There’s a lot more to having a pet than just cuddling a cute dog. Sriya Narayanan finds out how youngsters cope with the responsibility of owning a pet and career options for pet lovers.
They’re a source of comfort during stressful times and offer their human friends a host of health benefits including reduced blood pressure. In many cases, they work wonders as therapy animals for children with special needs or in senior citizens’ homes.
Bringing home a pet is no doubt a welcome decision, but only if every member of the family is in it for the long haul. Teenagers who are considering pets must factor in all future possibilities before saying ‘yes’ to adoption. If graduate studies in a different city (or country), marriage and babies are all likely in the next 10 to 15 years, it’s important that the pet is not neglected or abandoned during this time.
When journalist Sara Mohan went to the U.K. to get a degree in biodiversity, her rescued cat Rathri stayed in Chennai with her mother. “When I left, Rathri was what kept my mom going. She was her friend and the house didn’t seem so lonely. She is vital to our existence!” says Sara, adding, “No matter what happens in the family (even something as drastic as a death), the pet must always be taken care of”.

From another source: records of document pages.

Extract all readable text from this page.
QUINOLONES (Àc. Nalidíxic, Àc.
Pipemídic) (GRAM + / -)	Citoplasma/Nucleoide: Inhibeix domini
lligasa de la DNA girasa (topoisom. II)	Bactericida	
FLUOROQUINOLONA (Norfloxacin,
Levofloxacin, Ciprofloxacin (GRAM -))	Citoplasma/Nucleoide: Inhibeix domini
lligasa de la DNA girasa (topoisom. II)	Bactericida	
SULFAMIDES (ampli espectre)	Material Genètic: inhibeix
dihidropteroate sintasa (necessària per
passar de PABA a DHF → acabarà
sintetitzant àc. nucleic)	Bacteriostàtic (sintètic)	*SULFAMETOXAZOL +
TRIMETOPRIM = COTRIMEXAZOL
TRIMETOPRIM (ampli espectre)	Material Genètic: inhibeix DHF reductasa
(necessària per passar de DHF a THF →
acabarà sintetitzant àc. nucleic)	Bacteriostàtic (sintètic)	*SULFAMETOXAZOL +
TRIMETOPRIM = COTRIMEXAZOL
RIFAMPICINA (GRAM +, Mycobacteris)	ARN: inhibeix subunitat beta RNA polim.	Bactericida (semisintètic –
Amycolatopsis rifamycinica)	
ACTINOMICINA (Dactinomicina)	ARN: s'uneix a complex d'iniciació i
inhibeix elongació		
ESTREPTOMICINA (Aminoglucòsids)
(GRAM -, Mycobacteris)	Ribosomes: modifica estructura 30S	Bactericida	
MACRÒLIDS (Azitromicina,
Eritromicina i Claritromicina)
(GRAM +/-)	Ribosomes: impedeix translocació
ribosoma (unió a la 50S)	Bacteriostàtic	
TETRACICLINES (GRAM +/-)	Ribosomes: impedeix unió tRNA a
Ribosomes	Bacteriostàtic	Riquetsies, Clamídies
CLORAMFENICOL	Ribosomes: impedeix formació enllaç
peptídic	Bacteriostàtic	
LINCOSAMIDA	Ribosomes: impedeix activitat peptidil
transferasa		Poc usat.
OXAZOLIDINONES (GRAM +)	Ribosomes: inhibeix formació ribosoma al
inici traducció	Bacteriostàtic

Architect Shweta Madiman adopted a kitten from an animal shelter while in the U.S. and brought her pet back to India. “Dogs and cats live for 12-16 years. It’s likely that during that time, kids will move away,or families may need to relocate. When people adopt a pet, they should be aware that they are bringing home a living being: a new baby, not a toy or possession,” she says, observing that even in extreme circumstances, leaving them at a shelter is not the right answer. “People who have no choice but to give away their pet should do everything they can to find a loving and committed home for them. Abandonment (even at a shelter) is selfish, cruel and irresponsible. Leaving your pet, who has known the comfort and companionship of a home, at a shelter is like deliberately abandoning a child in an orphanage,” she says.
Making a living
As more young people learn about the joy pets bring, careers in the field of animal welfare are increasingly being considered. Says N.G. Jayasimha, Country Director, Humane Society International (HSI India), “Animal welfare is becoming the most preferred development sector job.” A prolific speaker and champion of factory farm reforms, he says that, no matter what your skill set or profession, it is easy to find a crucial role to play in this sector. He cites the example of his animator friend who is working on 3D modelling of animals to eliminate the use of live animals in ads and cinema. Other examples include advertising professionals who help animal NGOs with their branding and nutritionists who help promote the benefits of a plant-based diet in humans. Jayasimha himself has a law degree and has worked in the litigation team of PETA India before moving on to HSI.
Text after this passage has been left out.